店の奥、天井を支える木々の角に合わせて、
神棚のように置かれた板の上、小さなテレビが置かれている。
この日は、
オルランド・マッツィーニという軍のお偉いさんの誕生日で、
派手なパーティーが開かれたと報道されている。
「ばか騒ぎってのは……こういうことを言うんだろうな」
向かいの相手に苦笑気味に同意を求めたが、返答はない。
それどころか、顔を下げた彼は、紅葉みたいな前髪に隠して、
その目さえ見せてくれない。
「……ヴィーノ?」
こう彼のことに気を取られていたもので、反応が遅れた。
「……豚骨ラーメンのお客様?」
そう言われて、慌てて顔を上げた。右手側には店員が立っている。
「あぁ」
などと曖昧な返事を返せば、相手は訝(いぶか)しげな表情で、
テーブルにラーメンを置くと、静かに去っていった。
それからすぐ、テレビの音声が耳に入ってきた。
『……丁度、7年になる』
そんな一言と共に、彼の演説は始まった。
『我々の苦難の歴史が始まって以来、
間もなく7年の時が過ぎ去ろうとしている』
何本ものマイクが並ぶ壇上に立った彼は、
角刈り気味に切り揃えていた白い髪を軽く撫でたり、
顎髭を触ったかと思えば、
『君たちには自由がある。選ぶべき未来がある。
ラクスに付き従うもよし。
尊厳を奪われて、奴隷のように生きるとしても、
平穏無事に過ごせるかもしれない。
しかし、あえて言う。その道に希望があろうか?
私は、たとえ一人でも、ラクスの帝国に立ち向かう。
全ては我が子の為に。また、その子の子、
ひいてはコーディネイターの未来の為に……ラクス・クラインを除く。
その為ならば、私は喜んで、この命を差し出す。
我が手に「自由」を!プラントに「正義」を!』
そう宣誓し、その腕を天高く振り上げた。
……俺はまもなく、小さくため息をついて、箸を割った。
それから、いざ食べようと箸を伸ばしたが、
ヴィーノがゆっくり顔を上げた。
「……俺、行くつもりなんだ。あそこに。
今、テレビに出てた、あの人……
マーシャル・オートクレールのところに」
しばらく何も言えなかった。ようやく口をついて出たのは、
「自分が何を言ってるか……わかってるのか?」
との一言だけ。

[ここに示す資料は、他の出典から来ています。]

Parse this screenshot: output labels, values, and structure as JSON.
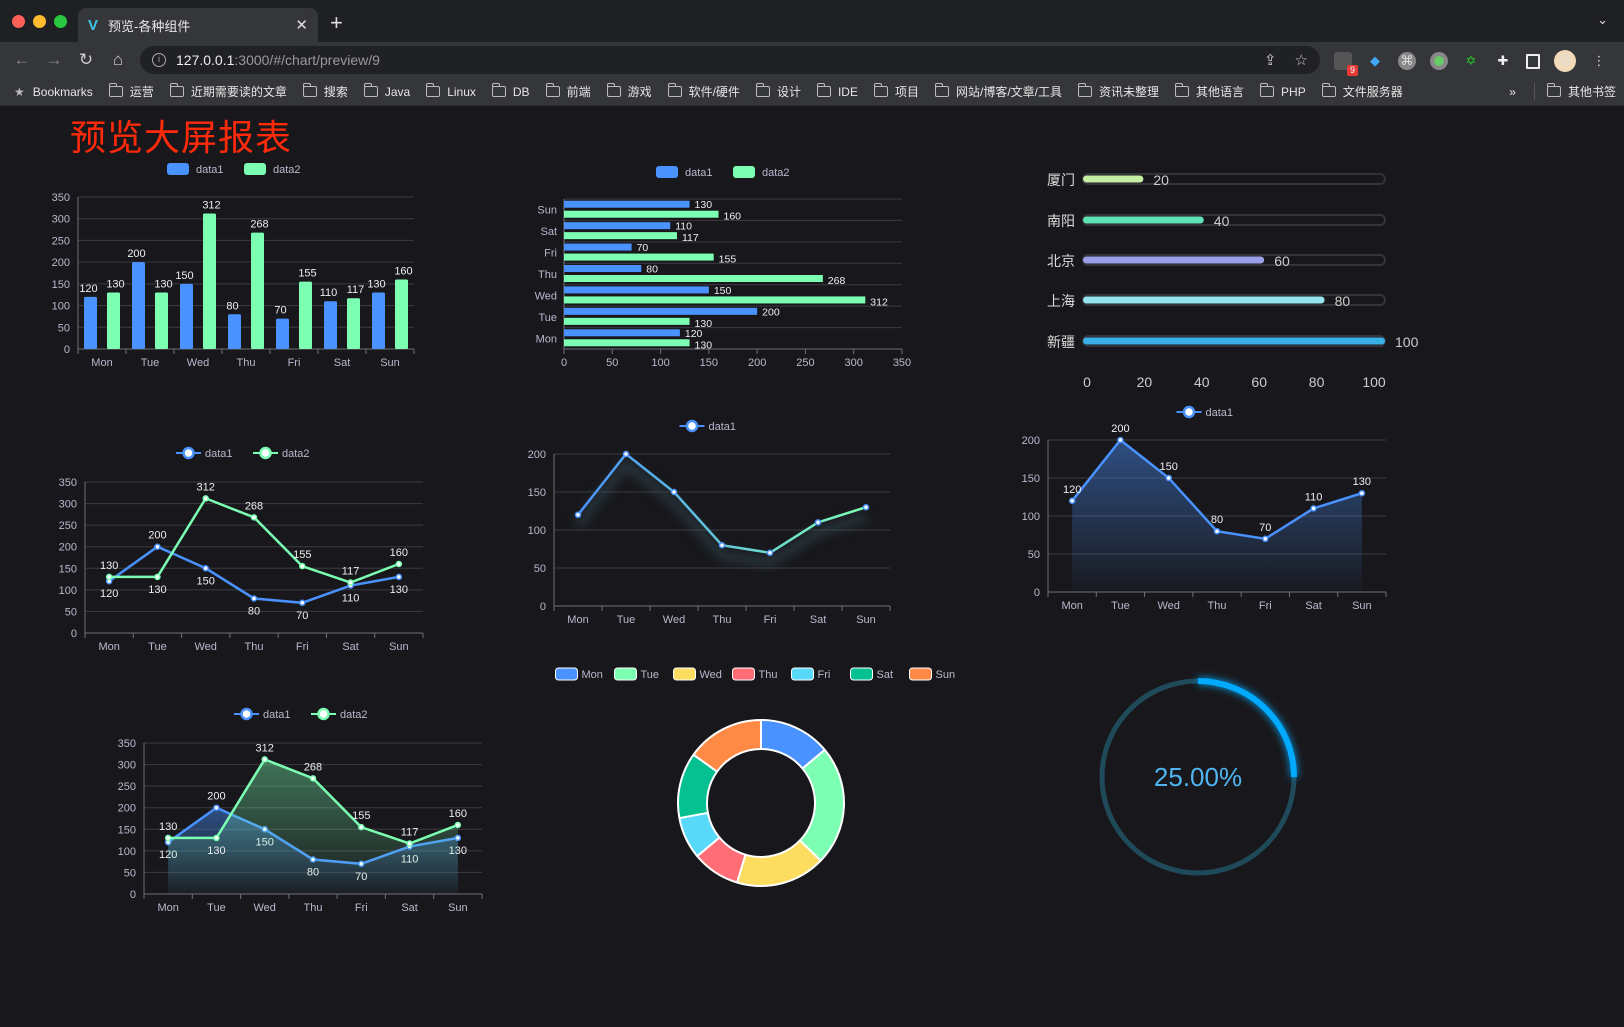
{
  "browser": {
    "tab_title": "预览-各种组件",
    "url_host": "127.0.0.1",
    "url_path": ":3000/#/chart/preview/9",
    "extension_badge": "9",
    "bookmarks_label": "Bookmarks",
    "bookmarks": [
      "运营",
      "近期需要读的文章",
      "搜索",
      "Java",
      "Linux",
      "DB",
      "前端",
      "游戏",
      "软件/硬件",
      "设计",
      "IDE",
      "项目",
      "网站/博客/文章/工具",
      "资讯未整理",
      "其他语言",
      "PHP",
      "文件服务器"
    ],
    "more": "»",
    "other_bookmarks": "其他书签"
  },
  "page": {
    "title": "预览大屏报表",
    "title_color": "#ff2a0a",
    "background": "#18181c"
  },
  "chart_data": [
    {
      "id": "bar",
      "type": "bar",
      "categories": [
        "Mon",
        "Tue",
        "Wed",
        "Thu",
        "Fri",
        "Sat",
        "Sun"
      ],
      "series": [
        {
          "name": "data1",
          "values": [
            120,
            200,
            150,
            80,
            70,
            110,
            130
          ],
          "color": "#4992ff"
        },
        {
          "name": "data2",
          "values": [
            130,
            130,
            312,
            268,
            155,
            117,
            160
          ],
          "color": "#7cffb2"
        }
      ],
      "ylim": [
        0,
        350
      ],
      "y_interval": 50,
      "grid": true,
      "legend": "top-center",
      "data_labels": true
    },
    {
      "id": "hbar",
      "type": "bar",
      "orientation": "horizontal",
      "categories": [
        "Mon",
        "Tue",
        "Wed",
        "Thu",
        "Fri",
        "Sat",
        "Sun"
      ],
      "series": [
        {
          "name": "data1",
          "values": [
            120,
            200,
            150,
            80,
            70,
            110,
            130
          ],
          "color": "#4992ff"
        },
        {
          "name": "data2",
          "values": [
            130,
            130,
            312,
            268,
            155,
            117,
            160
          ],
          "color": "#7cffb2"
        }
      ],
      "xlim": [
        0,
        350
      ],
      "x_interval": 50,
      "grid": true,
      "legend": "top-center",
      "data_labels": true
    },
    {
      "id": "progress",
      "type": "bar",
      "orientation": "horizontal",
      "categories": [
        "厦门",
        "南阳",
        "北京",
        "上海",
        "新疆"
      ],
      "values": [
        20,
        40,
        60,
        80,
        100
      ],
      "colors": [
        "#c5f0a4",
        "#5fe3b5",
        "#9b9ee8",
        "#95e3ee",
        "#3ab0e8"
      ],
      "xlim": [
        0,
        100
      ],
      "x_interval": 20,
      "grid": false,
      "data_labels": true
    },
    {
      "id": "line1",
      "type": "line",
      "categories": [
        "Mon",
        "Tue",
        "Wed",
        "Thu",
        "Fri",
        "Sat",
        "Sun"
      ],
      "series": [
        {
          "name": "data1",
          "values": [
            120,
            200,
            150,
            80,
            70,
            110,
            130
          ],
          "color": "#4992ff"
        },
        {
          "name": "data2",
          "values": [
            130,
            130,
            312,
            268,
            155,
            117,
            160
          ],
          "color": "#7cffb2"
        }
      ],
      "ylim": [
        0,
        350
      ],
      "y_interval": 50,
      "grid": true,
      "legend": "top-center",
      "data_labels": true
    },
    {
      "id": "line2",
      "type": "line",
      "categories": [
        "Mon",
        "Tue",
        "Wed",
        "Thu",
        "Fri",
        "Sat",
        "Sun"
      ],
      "series": [
        {
          "name": "data1",
          "values": [
            120,
            200,
            150,
            80,
            70,
            110,
            130
          ],
          "color": "#4992ff",
          "color_end": "#7cffb2"
        }
      ],
      "ylim": [
        0,
        200
      ],
      "y_interval": 50,
      "grid": true,
      "legend": "top-center",
      "data_labels": false,
      "shadow": true
    },
    {
      "id": "area1",
      "type": "area",
      "categories": [
        "Mon",
        "Tue",
        "Wed",
        "Thu",
        "Fri",
        "Sat",
        "Sun"
      ],
      "series": [
        {
          "name": "data1",
          "values": [
            120,
            200,
            150,
            80,
            70,
            110,
            130
          ],
          "color": "#4992ff"
        }
      ],
      "ylim": [
        0,
        200
      ],
      "y_interval": 50,
      "grid": true,
      "legend": "top-center",
      "data_labels": true
    },
    {
      "id": "area2",
      "type": "area",
      "categories": [
        "Mon",
        "Tue",
        "Wed",
        "Thu",
        "Fri",
        "Sat",
        "Sun"
      ],
      "series": [
        {
          "name": "data1",
          "values": [
            120,
            200,
            150,
            80,
            70,
            110,
            130
          ],
          "color": "#4992ff"
        },
        {
          "name": "data2",
          "values": [
            130,
            130,
            312,
            268,
            155,
            117,
            160
          ],
          "color": "#7cffb2"
        }
      ],
      "ylim": [
        0,
        350
      ],
      "y_interval": 50,
      "grid": true,
      "legend": "top-center",
      "data_labels": true
    },
    {
      "id": "pie",
      "type": "pie",
      "categories": [
        "Mon",
        "Tue",
        "Wed",
        "Thu",
        "Fri",
        "Sat",
        "Sun"
      ],
      "values": [
        120,
        200,
        150,
        80,
        70,
        110,
        130
      ],
      "colors": [
        "#4992ff",
        "#7cffb2",
        "#fddd60",
        "#ff6e76",
        "#58d9f9",
        "#05c091",
        "#ff8a45"
      ],
      "donut": true,
      "legend": "top-center"
    },
    {
      "id": "gauge",
      "type": "gauge",
      "value": 25,
      "label": "25.00%",
      "color": "#00aaff",
      "track_color": "#1f4a5a"
    }
  ]
}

更に数秒の沈黙を経て、伏し目がちに、
「……わかってるさ」
とごく小さな声で答えたヴィーノ。
「いいことじゃ……ないとは思う」
「当然だ……どう正当化しようと、
奴等のやろうとしてることはテロだぞ?」
「でも、シン……ラクスだって、やったことだろ?」
ゆっくりと息を飲んで、それからまた顔を上げた。
「……アーモリー・ワンが襲われて、ショーンやデイルが死んで、
ユニウス・セブンが落ちて、
それからよくわからないまま地球に降りて、あちこちで戦って、
ヴェステンフルス隊長が死んだりして、
タンホイザーを破壊されたときなんか、整備士にも犠牲が出て、
次は自分かもしれないと思ったり……それも、ロゴスを潰して……
それで、もう終わると思ったのに。思ってたのに……」
思わず目を逸(そ)らした。
代わりに、ヴィーノの手元に目を向けた。
その拳は強く握られている。
「オーブ征伐をやって、次は北アフリカを攻めるって話だろ?
……ラクスのせいで、また関係ない人達が犠牲になる。
シンは、それでもいいって言うの?」
深呼吸をして、目を反らしたままに、静かに答える。
「……いいさ」
一口、茶を飲んだ。
「マシだ。奴等に任せるよりは、いくらも」
「シン!」
俺はやはり目を合わさなかった。
「俺はこれで……今日、俺とオマエは会っていない。
だから、今の話も聞いていないことにする。いいな?
……あとはオマエの好きにしろ」
席を立ち、出口へと向かう。
「……本気で言ってるのか?」
振り返らずに答える。
「ああ」
と一言だけ。
「ヨウランは?レイは?
グラディス艦長だって、デュランダル議長だって……」
「だったら、次は俺を殺せばいい……それで、何かが解決するならな」
そこまで言うと、店を出た。豪雨の下に、傘も差さずに。
数歩先で、割れる音がわずかに聞こえて足を上げると、それは鏡で、
バラバラになったいくつもの破片が俺の顔を写していた。